Revente : 1 000 € → c’est une somme qui arrive.
→ Bénéfice sur cette première affaire : 1 000 – 800 = 200 €.
Affaire n°2
Nouvel achat : 1 100 € → nouvelle somme qui part, on recommence un cycle indépendant.
Revente finale : 1 300 € → nouvelle somme qui arrive.
→ Bénéfice sur cette seconde affaire : 1 300 – 1 100 = 200 €.
Enfin, il n’y a plus qu’à faire la somme des bénéfices nets de chaque cycle :
200 € + 200 € = un gain total de 400 €.
La conclusion est sans appel
Et voilà, c’est tout ! Le profit final est bien de 400 €. Pas besoin d’être un crack en maths : deux simples soustractions, guidées par une logique financière de bon sens, suffisent à résoudre l’énigme.
Pourquoi se plante-t-on si fréquemment ? Les erreurs classiques
Alors, d’où viennent les mauvaises réponses, comme 200 € ou 300 € ?
Souvent d’une fusion incorrecte des étapes :
- On a le sentiment que le second achat à 1 100 € « efface » les 200 € de gain réalisés juste avant.
- On fait un grand total de toutes les sommes sans distinguer clairement ce qu’on dépense de ce qu’on encaisse.
- On fait confiance à une première impression, rapide, plutôt qu’à une méthode organisée.
Pour éviter ces chausse-trappes, une petite astuce visuelle marche à tous les coups : prenez un papier et tracez deux cases.
Case de gauche : Argent dépensé (800, 1 100…).
Case de droite : Argent reçu (1 000, 1 300…).

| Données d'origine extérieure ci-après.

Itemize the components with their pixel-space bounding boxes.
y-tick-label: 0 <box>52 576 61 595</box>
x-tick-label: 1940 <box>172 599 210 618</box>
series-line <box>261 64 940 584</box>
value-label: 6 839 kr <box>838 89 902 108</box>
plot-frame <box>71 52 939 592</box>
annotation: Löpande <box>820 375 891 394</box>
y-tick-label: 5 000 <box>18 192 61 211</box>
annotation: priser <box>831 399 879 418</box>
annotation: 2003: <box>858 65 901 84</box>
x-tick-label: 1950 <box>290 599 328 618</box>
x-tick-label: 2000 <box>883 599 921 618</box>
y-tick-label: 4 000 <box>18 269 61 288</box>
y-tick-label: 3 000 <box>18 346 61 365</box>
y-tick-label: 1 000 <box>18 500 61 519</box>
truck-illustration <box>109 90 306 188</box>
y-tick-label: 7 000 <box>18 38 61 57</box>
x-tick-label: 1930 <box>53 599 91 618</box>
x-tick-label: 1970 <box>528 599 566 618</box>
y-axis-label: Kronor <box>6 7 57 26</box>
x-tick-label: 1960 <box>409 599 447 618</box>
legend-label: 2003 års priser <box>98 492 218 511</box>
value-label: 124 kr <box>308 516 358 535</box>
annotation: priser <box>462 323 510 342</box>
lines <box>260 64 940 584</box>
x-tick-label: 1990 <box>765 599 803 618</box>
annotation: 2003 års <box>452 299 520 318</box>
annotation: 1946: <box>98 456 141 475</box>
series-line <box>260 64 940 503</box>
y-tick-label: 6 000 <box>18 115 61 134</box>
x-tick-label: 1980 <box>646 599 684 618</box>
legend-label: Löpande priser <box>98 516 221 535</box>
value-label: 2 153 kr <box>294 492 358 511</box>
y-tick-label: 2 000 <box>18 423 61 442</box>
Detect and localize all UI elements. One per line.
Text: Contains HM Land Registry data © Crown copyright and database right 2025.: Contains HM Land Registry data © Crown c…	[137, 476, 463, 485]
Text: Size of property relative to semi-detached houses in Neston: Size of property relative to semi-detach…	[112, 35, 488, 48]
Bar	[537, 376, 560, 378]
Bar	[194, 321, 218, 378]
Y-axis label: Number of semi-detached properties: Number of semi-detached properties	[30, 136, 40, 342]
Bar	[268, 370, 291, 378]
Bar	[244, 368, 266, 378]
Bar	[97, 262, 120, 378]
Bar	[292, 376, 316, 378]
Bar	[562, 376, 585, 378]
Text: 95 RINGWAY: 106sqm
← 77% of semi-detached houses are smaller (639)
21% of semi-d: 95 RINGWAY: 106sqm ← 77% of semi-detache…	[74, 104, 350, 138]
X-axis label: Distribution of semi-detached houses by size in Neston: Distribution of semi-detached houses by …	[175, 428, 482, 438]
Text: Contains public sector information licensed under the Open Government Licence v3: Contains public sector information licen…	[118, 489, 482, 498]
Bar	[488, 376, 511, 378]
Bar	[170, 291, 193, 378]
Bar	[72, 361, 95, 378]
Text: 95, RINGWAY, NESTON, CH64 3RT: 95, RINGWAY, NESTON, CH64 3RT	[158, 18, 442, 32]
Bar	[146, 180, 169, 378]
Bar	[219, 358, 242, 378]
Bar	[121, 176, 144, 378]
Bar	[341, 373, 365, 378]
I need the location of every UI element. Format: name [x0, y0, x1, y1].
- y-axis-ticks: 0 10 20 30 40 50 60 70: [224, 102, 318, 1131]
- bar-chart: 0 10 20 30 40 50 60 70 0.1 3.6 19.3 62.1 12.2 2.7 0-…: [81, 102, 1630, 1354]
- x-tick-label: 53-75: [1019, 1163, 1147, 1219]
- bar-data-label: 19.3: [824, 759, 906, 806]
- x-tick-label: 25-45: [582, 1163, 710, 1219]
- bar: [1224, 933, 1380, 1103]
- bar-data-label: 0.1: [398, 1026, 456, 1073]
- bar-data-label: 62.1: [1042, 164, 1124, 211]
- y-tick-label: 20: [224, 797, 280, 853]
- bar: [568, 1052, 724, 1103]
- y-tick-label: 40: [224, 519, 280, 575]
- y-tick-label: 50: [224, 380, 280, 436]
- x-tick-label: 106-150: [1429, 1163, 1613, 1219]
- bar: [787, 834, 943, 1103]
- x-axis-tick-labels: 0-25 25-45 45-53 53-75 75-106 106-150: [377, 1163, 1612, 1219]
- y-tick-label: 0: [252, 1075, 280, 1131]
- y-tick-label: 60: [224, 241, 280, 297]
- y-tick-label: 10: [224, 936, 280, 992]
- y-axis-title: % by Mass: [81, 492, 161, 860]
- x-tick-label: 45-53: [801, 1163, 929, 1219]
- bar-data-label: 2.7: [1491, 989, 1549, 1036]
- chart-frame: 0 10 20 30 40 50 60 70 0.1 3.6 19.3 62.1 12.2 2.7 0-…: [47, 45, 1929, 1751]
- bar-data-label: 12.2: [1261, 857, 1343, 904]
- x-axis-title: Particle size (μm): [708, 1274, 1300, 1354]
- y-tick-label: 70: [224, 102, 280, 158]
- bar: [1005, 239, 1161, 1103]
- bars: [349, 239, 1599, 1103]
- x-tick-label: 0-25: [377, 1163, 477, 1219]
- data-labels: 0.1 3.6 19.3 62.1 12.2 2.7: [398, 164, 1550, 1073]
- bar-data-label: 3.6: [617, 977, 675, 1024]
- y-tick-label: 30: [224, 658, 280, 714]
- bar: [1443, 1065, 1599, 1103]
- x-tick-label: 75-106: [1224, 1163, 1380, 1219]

Associez ensuite dans votre tête chaque achat à la vente qui le suit directement, comme si chaque duo formait un dossier que vous classez. Cette image rend la logique limpide.
Bien plus qu’un jeu d’esprit : une leçon de vie concrète
Ce petit exercice amusant est en fait plein d’enseignements pour le quotidien. Il nous encourage à développer une habitude précieuse.
Quand vous achetez un objet dans l’idée de le revendre, focalisez-vous sur l’écart final, pas sur les gros chiffres qui passent par vos comptes.
Pour piloter vos finances personnelles, commencez par séparer les débits et les crédits, avant d’établir le solde global.
Face à une offre promotionnelle, demandez-vous toujours : « Après toutes les manipulations, quel est mon gain ou ma dépense réelle ? ».
En appliquant ce principe de transparence, de nombreuses situations financières qui semblaient opaques deviennent claires. Vous vous protégez ainsi contre les pièges, qu’ils soient mathématiques, publicitaires ou liés à la consommation.
Au bout du compte, cette énigme ne teste pas vos capacités en calcul, mais votre talent à garder la tête froide quand les chiffres s’entremêlent — une façon de raisonner incroyablement utile pour aborder l’argent avec plus de tranquillité dans la vie de tous les jours.